Bidders had until last Friday to amend financial aspects of their proposals, and have until Wednesday to make nonfinancial adjustments. [Times Union]AEG, which had offered $151 million, has added as much as $150 million if it gets 10,000 machines. Penn National, left at the gate with a piddling $5 million, rockets towards the leaders with an increase to $250 million - ha, and you thought we weren't serious. Steve Wynn has kicked in another $100 million at closing (I presume that the state is requiring suitcases of unmarked, or hell, any bills) and that amount again over the life of the contract.
Delaware North, heading a group called Aqueduct Gaming, held firm on its $100 million offer but, and again, this is all according to Odato's report, "promised another $200 million in ensuing years." Again as you may recall, the company was not amongst the three bidders reported to be the favorites by Crain's earlier this month. I speculated at the time that they seemed to be going through the motions. But I'm told by someone with connections to the group that they've made "real progress" of late with a more aggressive promotion effort.

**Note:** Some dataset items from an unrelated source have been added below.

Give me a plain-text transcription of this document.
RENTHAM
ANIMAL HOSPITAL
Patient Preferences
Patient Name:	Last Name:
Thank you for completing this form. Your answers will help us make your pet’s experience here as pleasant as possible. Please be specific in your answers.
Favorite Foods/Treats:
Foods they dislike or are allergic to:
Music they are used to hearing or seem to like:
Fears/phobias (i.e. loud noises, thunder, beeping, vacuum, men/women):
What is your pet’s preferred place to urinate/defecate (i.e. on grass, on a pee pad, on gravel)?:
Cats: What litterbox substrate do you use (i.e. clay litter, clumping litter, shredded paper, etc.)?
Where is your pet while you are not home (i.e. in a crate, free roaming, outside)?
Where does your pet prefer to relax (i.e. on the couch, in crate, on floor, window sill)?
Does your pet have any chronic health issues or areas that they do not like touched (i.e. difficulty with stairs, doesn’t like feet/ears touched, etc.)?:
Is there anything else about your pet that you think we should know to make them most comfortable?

And on Wedensday, Aqueduct Gaming issued a press release regarding their proposal. Don't expect however to read too much about the racino or the accompanying extras themselves. Only one paragraph of the three page release is dedicated to that, and there are no details regarding the "hotel, additional retail and restaurants, entertainment and other amenities based on community input." Most of the statement is instead devoted to the group's efforts to embrace and empower the surrounding community, working with it to create a facility that will both enrich and employ.
"The people of Queens expect and deserve a project that will enhance and respect their community, not detract from it," said William Bissett, a leader in the coalition of New York companies comprising Aqueduct Gaming...And again as some of you may recall, Delaware North was excoriated by the community and by politicians running for office the first time around for their perceived snub of the community, having failed at the time even to meet with the Community Board. The company has certainly taken that lesson to heart. Their proposal includes "significant input and participation from the community and advisory groups," a guaranteed minimum percentage of Queens-based employees, an effort to buy from Queens vendors, a "highly visible" Employment and Small Business Center, a Neighborhood Foundation to be funded with a portion of profits, an hourly daycare center, and extreme care to environmental issues. Perhaps we'll see Bissett himself filling potholes on Rockaway Boulevard this winter.
"As a result of our research and interaction with community leaders, Aqueduct Gaming's approach represents the right size and character of development, with specific community initiatives designed to ensure maximum benefit to the community, the thoroughbred racing industry and the state."
A repeat selection of Delaware North would no doubt rankle some who may harbor a grudge from its pulling out of the first bid because it couldn't fund the oversized $370 million upfront payment....and to those who harbor suspicions of favoritism shown towards its influential lobbyists, Patricia Lynch Associates. However, their selection could easily be portrayed as merely going with the company that the leaders felt was best all along, back with an improved plan containing an undeniably appealing community aspect. And, as we've recently seen, Albany doesn't seem all that concerned about appearance these days. So a comeback win wouldn't surprise me much at all.
- Empire Resorts, the parent company of Monticello Raceway, is proving to be quite the scrapper. First, it staved off bankruptcy by pulling off a deal to pay off one creditor, and then maneuvered to delay for 90 days a threatened recall of $65 million.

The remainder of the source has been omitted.